Shortly after Memorial Day, I told AF that he should go to Knoebel's with his siblings & inlaws by himself. I said, "I will probably be too busy at work in June to take time off anyway." JF can attend daycare while I'm at work. AF can play golf with his brother. That was the plan.

A few days ago, AF mentioned that all of his siblings and inlaws are clamoring for him to bring JF with him. They promised to watch JF for him so he can still play golf with his brother.

I started thinking that I would go with them. I started thinking that I should go, if only to make sure JF stayed on his diet. I started telling myself that I need a vacation, too.

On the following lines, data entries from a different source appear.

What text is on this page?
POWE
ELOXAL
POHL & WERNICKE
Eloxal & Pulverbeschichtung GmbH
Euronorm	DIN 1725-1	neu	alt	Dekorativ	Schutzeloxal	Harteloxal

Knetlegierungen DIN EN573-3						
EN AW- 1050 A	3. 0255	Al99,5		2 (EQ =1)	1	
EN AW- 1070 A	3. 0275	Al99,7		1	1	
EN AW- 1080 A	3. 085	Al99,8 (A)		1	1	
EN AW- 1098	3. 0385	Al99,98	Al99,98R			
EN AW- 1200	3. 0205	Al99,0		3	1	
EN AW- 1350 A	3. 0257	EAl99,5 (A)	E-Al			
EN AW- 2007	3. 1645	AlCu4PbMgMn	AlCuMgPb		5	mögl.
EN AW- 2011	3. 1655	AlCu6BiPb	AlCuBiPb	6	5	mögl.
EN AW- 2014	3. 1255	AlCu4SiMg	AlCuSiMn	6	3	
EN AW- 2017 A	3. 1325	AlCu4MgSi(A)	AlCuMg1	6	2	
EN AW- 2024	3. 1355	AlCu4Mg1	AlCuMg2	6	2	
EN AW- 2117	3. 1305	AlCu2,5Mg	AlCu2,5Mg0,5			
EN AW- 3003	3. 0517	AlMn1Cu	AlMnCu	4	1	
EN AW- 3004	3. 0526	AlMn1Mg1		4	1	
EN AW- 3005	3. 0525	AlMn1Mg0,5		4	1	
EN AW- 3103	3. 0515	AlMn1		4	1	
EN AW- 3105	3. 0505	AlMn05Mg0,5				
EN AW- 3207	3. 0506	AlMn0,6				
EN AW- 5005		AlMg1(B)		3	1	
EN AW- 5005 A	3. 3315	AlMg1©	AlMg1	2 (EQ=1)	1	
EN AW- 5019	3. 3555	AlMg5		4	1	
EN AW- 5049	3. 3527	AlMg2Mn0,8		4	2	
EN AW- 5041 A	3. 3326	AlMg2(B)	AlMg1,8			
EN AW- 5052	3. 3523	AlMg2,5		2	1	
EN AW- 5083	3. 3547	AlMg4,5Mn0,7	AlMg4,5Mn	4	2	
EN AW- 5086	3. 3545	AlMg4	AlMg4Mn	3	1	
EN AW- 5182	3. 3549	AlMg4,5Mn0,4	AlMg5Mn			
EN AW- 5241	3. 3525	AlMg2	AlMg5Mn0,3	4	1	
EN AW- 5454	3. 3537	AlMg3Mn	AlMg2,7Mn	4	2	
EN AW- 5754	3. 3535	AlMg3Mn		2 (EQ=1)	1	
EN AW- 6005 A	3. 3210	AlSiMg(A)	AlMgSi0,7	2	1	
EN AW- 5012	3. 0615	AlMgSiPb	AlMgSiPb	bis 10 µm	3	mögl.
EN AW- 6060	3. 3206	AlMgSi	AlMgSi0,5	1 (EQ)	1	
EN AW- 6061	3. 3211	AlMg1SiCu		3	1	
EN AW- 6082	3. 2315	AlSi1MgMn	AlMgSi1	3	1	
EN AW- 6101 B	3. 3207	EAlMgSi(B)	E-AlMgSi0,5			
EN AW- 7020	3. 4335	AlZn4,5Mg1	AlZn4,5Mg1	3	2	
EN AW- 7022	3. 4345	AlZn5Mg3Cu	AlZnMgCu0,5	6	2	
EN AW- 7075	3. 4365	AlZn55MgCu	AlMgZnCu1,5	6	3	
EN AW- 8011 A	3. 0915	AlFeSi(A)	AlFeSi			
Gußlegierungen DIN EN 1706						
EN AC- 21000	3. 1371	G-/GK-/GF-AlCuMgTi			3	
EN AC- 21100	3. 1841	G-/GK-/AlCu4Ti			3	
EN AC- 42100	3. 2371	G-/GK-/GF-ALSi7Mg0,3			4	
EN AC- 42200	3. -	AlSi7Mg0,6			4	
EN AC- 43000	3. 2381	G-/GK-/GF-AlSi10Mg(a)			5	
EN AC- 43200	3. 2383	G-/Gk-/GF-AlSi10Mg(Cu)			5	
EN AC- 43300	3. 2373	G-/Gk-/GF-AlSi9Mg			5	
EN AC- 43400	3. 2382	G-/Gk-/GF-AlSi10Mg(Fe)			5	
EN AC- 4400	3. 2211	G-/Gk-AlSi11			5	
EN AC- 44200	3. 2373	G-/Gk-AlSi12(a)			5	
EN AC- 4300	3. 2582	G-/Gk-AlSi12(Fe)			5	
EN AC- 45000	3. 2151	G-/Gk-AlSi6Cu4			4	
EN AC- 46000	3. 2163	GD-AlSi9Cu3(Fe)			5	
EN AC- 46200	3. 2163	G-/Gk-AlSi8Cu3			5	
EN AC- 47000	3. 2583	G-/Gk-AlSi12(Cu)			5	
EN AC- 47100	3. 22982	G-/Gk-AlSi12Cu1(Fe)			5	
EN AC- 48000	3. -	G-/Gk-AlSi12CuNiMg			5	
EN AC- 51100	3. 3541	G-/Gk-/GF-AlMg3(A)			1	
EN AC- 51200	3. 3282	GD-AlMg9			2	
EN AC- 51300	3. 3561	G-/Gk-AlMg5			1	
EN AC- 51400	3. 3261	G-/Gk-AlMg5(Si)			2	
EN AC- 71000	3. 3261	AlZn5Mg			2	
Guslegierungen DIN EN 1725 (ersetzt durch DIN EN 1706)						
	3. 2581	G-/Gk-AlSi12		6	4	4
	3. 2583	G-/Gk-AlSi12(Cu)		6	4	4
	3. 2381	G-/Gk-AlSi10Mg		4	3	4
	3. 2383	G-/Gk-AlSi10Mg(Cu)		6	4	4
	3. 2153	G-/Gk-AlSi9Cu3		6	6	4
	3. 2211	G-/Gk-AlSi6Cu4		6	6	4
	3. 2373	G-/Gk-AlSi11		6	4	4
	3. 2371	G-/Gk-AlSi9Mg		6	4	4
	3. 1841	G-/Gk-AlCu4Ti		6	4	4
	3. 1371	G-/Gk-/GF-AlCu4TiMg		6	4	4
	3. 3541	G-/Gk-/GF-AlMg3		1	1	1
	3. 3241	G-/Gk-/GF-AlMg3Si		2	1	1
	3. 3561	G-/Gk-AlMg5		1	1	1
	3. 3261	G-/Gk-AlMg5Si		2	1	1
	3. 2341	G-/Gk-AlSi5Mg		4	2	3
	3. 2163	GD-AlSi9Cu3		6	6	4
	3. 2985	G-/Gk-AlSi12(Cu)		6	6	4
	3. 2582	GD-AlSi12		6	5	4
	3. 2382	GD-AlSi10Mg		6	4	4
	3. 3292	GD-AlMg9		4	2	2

Then, today, I realized that this Knoebel's trip starts on June 20th. This Thursday. I haven't asked my boss for any time off for this trip. And I've already taken today off for JF's illness. I can't go.

AF promises that there will be no infractions on JF's diet. I trust him. I just don't trust the circumstances.

I sent an e-mail message to the address on the Knoebel's site, asking about special diets. I guess the only other thing I can do is make sure AF's car is well-stocked with GFCF foods for the weekend.